Robustness and Cost Analysis
- Pass@k Rates: Spec2Cov maintains a pass@1 of 0.5 and pass@5 of 0.61 across diverse designs, outperforming baselines and showing stability under noisy LLM outputs.
- Efficiency: Iteration count and token usage scale with design complexity. However, wall-clock time is minimized through parallel process orchestration, achieving closure in minutes rather than hours or days of manual test development.
Discussion and Implications
Spec2Cov advances specification-driven verification automation by:
- Minimizing Prompt Bias: Testcases are generated from textual specifications, not design code, preventing common-mode errors and preserving the value of verification as a check distinct from implementation.

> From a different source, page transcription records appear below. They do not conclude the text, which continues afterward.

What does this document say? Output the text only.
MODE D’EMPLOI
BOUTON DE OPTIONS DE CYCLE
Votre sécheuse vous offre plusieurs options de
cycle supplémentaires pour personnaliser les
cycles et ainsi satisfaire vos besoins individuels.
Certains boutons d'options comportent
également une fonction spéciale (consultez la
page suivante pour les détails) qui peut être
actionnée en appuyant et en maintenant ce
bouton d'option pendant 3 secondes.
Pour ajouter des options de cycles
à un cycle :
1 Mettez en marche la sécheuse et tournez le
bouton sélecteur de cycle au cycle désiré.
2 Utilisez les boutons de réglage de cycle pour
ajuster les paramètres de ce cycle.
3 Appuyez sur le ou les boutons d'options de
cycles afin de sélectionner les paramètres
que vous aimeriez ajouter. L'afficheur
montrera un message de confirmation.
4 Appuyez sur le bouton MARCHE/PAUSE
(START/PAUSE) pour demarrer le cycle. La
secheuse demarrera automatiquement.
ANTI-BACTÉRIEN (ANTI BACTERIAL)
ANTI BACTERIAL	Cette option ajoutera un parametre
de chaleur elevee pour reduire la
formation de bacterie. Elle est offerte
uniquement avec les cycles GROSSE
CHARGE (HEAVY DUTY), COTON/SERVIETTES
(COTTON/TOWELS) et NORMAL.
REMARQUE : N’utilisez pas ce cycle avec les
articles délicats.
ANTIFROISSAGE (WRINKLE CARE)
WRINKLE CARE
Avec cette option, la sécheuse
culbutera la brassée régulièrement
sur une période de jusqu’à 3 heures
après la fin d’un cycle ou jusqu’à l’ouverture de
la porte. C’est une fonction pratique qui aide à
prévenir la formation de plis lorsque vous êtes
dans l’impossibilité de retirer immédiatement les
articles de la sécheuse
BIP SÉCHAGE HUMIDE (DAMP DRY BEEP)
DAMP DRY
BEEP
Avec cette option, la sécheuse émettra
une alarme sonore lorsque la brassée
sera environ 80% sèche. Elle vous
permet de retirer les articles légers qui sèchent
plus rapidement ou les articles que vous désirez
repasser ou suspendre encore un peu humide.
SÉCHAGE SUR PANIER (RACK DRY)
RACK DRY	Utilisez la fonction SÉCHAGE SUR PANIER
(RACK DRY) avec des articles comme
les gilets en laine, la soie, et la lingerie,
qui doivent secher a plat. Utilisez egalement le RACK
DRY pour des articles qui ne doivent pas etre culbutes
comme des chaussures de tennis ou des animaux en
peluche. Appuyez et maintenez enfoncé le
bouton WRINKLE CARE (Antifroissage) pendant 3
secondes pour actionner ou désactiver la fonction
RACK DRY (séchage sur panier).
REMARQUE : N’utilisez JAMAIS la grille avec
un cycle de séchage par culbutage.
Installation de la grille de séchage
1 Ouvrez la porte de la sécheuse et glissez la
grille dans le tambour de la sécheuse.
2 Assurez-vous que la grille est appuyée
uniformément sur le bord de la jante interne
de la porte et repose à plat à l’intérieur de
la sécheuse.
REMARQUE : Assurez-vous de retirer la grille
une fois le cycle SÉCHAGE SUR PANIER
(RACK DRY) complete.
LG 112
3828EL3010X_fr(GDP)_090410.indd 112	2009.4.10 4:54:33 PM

- Agentic Workflows: The iterative loop mirrors human-in-the-loop coverage closure, adapting based on feedback much like a verification engineer would, but with far greater throughput and reproducibility.
- Extensibility: The methodology, while currently targeting statement coverage, is open to extension to functional and assertion-based coverage with minimal adaptation.
- Integration: The system’s simulator abstraction and logging facilitate deployment in legacy flows and integration with RAG, hierarchical planning, or richer design document ingestion.
Future research could examine comprehensive RAG strategies, hierarchical closure approaches at SoC scale, and comparative fine-tuning with larger hardware-specific training sets. Additionally, the observed stochasticity in LLM outputs underlines the importance of robust plan-and-iterate loops and will drive further developments in agentic prompt engineering.
Conclusion
Spec2Cov establishes a practical, open-source agentic paradigm for automating the code coverage closure process directly from hardware design specifications (2604.15606). Its combination of LLM-based code synthesis, simulator-channel feedback, and structured prompt engineering not only reduces manual effort but also achieves high pass rates and substantial coverage on industry-relevant benchmarks. This operationalizes LLMs as core actors in the EDA verification loop and underpins future agentic, specification-driven flows in digital hardware verification.